Só com a expansão comercial deste ano, Isabel estima que deverão ser integrados a plataforma também cerca de 100 fornecedores de clientes. “Para cada categoria, a gente desenha uma estratégia de abordagem”, diz. Para despachantes aduaneiros – um dos primeiros segmentos abordados –, por exemplo, a startup criou uma funcionalidade exclusiva que permite que informem aos próprios clientes, em tempo real, a localização da carga. Para atrair pequenas transportadoras, a plataforma dá acesso à data de recebimento do pagamento, algo a que hoje, afirma Isabel, elas não costumam ter acesso. “Oferecemos vantagens para que façam negócios através da Kestraa”, diz.
Modelo de negócio
O modelo de negócio da empresa é baseado na cobrança de assinatura, que dá direito a um pacote de serviços. O preço varia de acordo com o volume de uso. Custa a partir de R$ 1,5 mil a R$ 2 mil, para um cliente pequeno, até algo entre R$ 30 mil e R$ 40 mil por mês, para os grandes, diz Isabel.
Cenário favorável
No médio e longo prazo, segundo a empresária, as perspectivas são bastante promissoras para a Kestraa. Apesar de ainda ser um dos piores para se atuar em comércio exterior, de acordo com o índice de abertura de mercado (Open Market Index), da Câmara Internacional de Comércio, o Brasil iniciou, ainda no governo Dilma Rousseff, um programa de modernização da Receita Federal que vêm facilitando os processos aduaneiros. “Na exportação, houve um avanço muito significativo. Na importação, o processo já começou, mas está mais lento do que gostaríamos”, afirma Isabel.

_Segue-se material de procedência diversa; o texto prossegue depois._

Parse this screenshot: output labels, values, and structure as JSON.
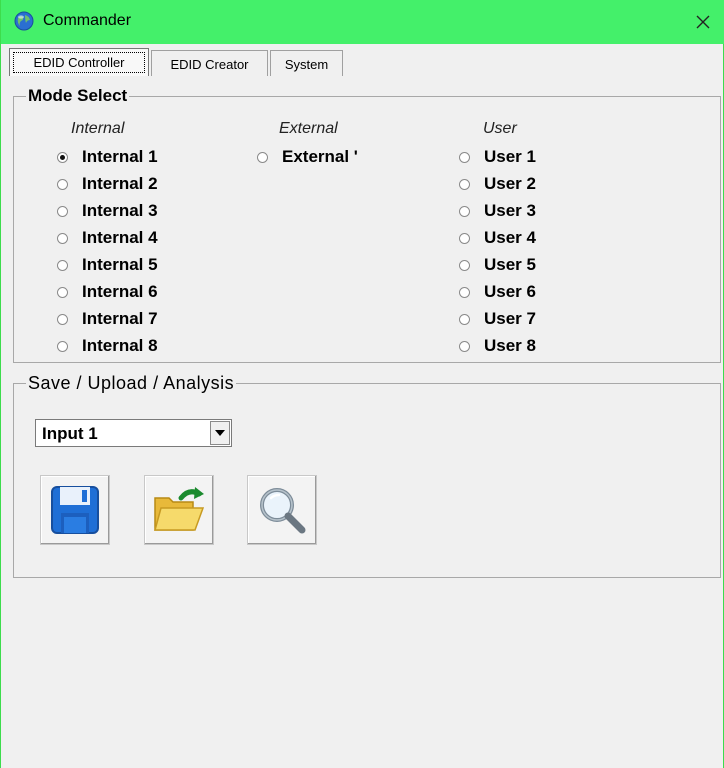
{
  "window": {
    "title": "Commander",
    "icon": "globe-icon",
    "close_icon": "close-icon"
  },
  "tabs": [
    {
      "label": "EDID Controller",
      "active": true
    },
    {
      "label": "EDID Creator",
      "active": false
    },
    {
      "label": "System",
      "active": false
    }
  ],
  "mode_select": {
    "title": "Mode Select",
    "columns": {
      "internal": {
        "heading": "Internal",
        "options": [
          "Internal 1",
          "Internal 2",
          "Internal 3",
          "Internal 4",
          "Internal 5",
          "Internal 6",
          "Internal 7",
          "Internal 8"
        ],
        "selected_index": 0
      },
      "external": {
        "heading": "External",
        "options": [
          "External '"
        ]
      },
      "user": {
        "heading": "User",
        "options": [
          "User 1",
          "User 2",
          "User 3",
          "User 4",
          "User 5",
          "User 6",
          "User 7",
          "User 8"
        ]
      }
    }
  },
  "save_upload": {
    "title": "Save / Upload / Analysis",
    "input_select": {
      "value": "Input 1",
      "icon": "chevron-down-icon"
    },
    "buttons": [
      {
        "name": "save-button",
        "icon": "floppy-disk-icon"
      },
      {
        "name": "upload-button",
        "icon": "open-folder-icon"
      },
      {
        "name": "analysis-button",
        "icon": "magnifier-icon"
      }
    ]
  },
  "colors": {
    "titlebar": "#44f06a",
    "window_bg": "#f0f0f0"
  }
}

O avanço é importante para a Kestraa na medida em que, retirados os obstáculos da burocracia estatal, começam a aparecer os gargalos operacionais, diz a empresária. “E nós damos às empresas a capacidade de visualizar com antecedência esses gargalos, de ponta a ponta do processo”, diz.
O mercado, em si, também está crescendo, diz Isabel. De 2020 para 2021, o número de empresas importadoras ou exportadoras no país aumentou 7%, para cerca de 8 mil, embalado pela expansão de plataformas de e-comércio com alcance internacional, pelas limitações da indústria local para diversificar da produção e pelo aumento da demanda, incluindo aí a por commodities agrícolas.
É um cenário com desdobramentos favoráveis também à internacionalização da empresa. Segundo Isabel, a Kestraa já tem empresas lá fora usando a plataforma. São fornecedoras estrangeiras de clientes brasileiros. Mas, agora, está discutindo levar a plataforma para seis países da América do Sul, em um projeto piloto para atender diretamente à demanda de uma multinacional brasileira.
Tecnologia
Segundo Isabel, a Kestraa ainda não usa blockchain em sua plataforma. A tecnologia é apontada como uma das mais promissoras para a área logística. Mas a empresária diz que acompanha de perto o que vêm sendo feito de mais avançado com ela. “O blockchain ainda é uma grande promessa. Ainda está em fase de provas na vida real. Não existe nenhum grande case. Mas já estivemos duas vezes nos Estados Unidos para conversar com empresas que estão testando”, diz.
Oque a empresa já vem usando, e pretende usar no desenvolvimento de novos produtos, na medida em que aprender com os dados coletados, são tecnologias e ferramentas como big data, data analytics, computação na nuvem, mobile, APIs e inteligência artificial, afirma Isabel.
Concorrência
O desenvolvimento de novos produtos e serviços tende a ser cada vez mais importante para a empresa. Ao menos por ora, a concorrência é escassa. Isabel diz que o número de startups na área ainda é muito pequeno. No Brasil, estima em dez, no máximo. Mas, de acordo com já citado relatório da consultoria CBInsights sobre tendências em tecnologia para 2022, este é um campo no qual as Big Techs Google, Microsoft e Amazon também tem interesse e já estão se movimentando.